Ci risiamo. Come un format collaudato, ecco ripresentarsi una nuova intervista-colloquio di Eugenio Scalfari a Papa Francesco. Un colloquio-fiume pubblicato da Repubblica, dove il Pontefice si esprime anche su Donald Trump dopo la sua elezione a presidente degli Stati Uniti: "Io non do giudizi sulle persone e sugli uomini politici - spiega il Santo Padre -, voglio solo capire quali sono le sofferenze che il loro modo di procedere causa ai poveri e agli esclusi". Insomma, giudizio sospeso su The Donald, almeno per il momento.
Altro passaggio interessante dell'intervista piove quando Scalfari ricorda che il Papa "vagheggia una società dominata dall'eguaglianza", ovvero dal "programma del socialismo marxiano e poi del comunismo.
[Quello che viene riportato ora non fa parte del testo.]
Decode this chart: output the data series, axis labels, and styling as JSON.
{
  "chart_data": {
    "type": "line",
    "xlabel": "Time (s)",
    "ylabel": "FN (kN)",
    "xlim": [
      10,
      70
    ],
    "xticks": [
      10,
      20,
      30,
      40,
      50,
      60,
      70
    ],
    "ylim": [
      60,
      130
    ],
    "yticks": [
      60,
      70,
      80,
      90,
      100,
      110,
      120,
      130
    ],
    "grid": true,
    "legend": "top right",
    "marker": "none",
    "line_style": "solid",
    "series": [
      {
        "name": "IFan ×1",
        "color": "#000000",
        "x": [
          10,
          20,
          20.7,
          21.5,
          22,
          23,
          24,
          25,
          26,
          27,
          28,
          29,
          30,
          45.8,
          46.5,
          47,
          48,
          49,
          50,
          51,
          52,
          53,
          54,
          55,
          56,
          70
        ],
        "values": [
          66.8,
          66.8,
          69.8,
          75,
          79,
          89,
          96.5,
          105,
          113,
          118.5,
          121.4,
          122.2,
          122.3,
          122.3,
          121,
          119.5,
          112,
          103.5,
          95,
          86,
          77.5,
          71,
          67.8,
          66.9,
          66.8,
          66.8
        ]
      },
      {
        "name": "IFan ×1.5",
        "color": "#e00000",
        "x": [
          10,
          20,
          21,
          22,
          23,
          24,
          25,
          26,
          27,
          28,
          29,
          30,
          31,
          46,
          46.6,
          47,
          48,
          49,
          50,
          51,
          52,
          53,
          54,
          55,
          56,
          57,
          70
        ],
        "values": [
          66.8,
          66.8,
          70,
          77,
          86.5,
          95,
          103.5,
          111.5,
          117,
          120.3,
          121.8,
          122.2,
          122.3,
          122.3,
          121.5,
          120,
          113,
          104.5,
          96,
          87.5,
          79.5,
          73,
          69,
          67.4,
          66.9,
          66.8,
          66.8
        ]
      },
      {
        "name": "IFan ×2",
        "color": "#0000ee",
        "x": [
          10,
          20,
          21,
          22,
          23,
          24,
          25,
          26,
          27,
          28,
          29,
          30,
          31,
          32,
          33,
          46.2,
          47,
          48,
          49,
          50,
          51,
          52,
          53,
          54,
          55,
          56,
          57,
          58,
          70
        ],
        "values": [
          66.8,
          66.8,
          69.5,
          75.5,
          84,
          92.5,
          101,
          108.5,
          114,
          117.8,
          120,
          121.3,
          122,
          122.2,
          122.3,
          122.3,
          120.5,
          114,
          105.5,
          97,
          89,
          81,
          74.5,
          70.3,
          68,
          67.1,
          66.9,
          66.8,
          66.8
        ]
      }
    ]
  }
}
Lei pensa dunque una società del tipo marxiano?", chiede Scalfari. E Francesco: "Più volte è stato detto e la mia risposta è sempre stata che, semmai, sono i comunisti che la pensano come i cristiani. Cristo ha parlato di una società dove i poveri, i deboli, gli esclusi siano loro a decidere. Non i demagoghi, non i barabba, ma il popolo, i poveri, che abbiano fede nel Dio trascendente oppure no, sono loro che dobbiamo aiutare per ottenere l'eguaglianza e la libertà". Resta dunque il sospetto: il Papa ha ammesso di essere comunista?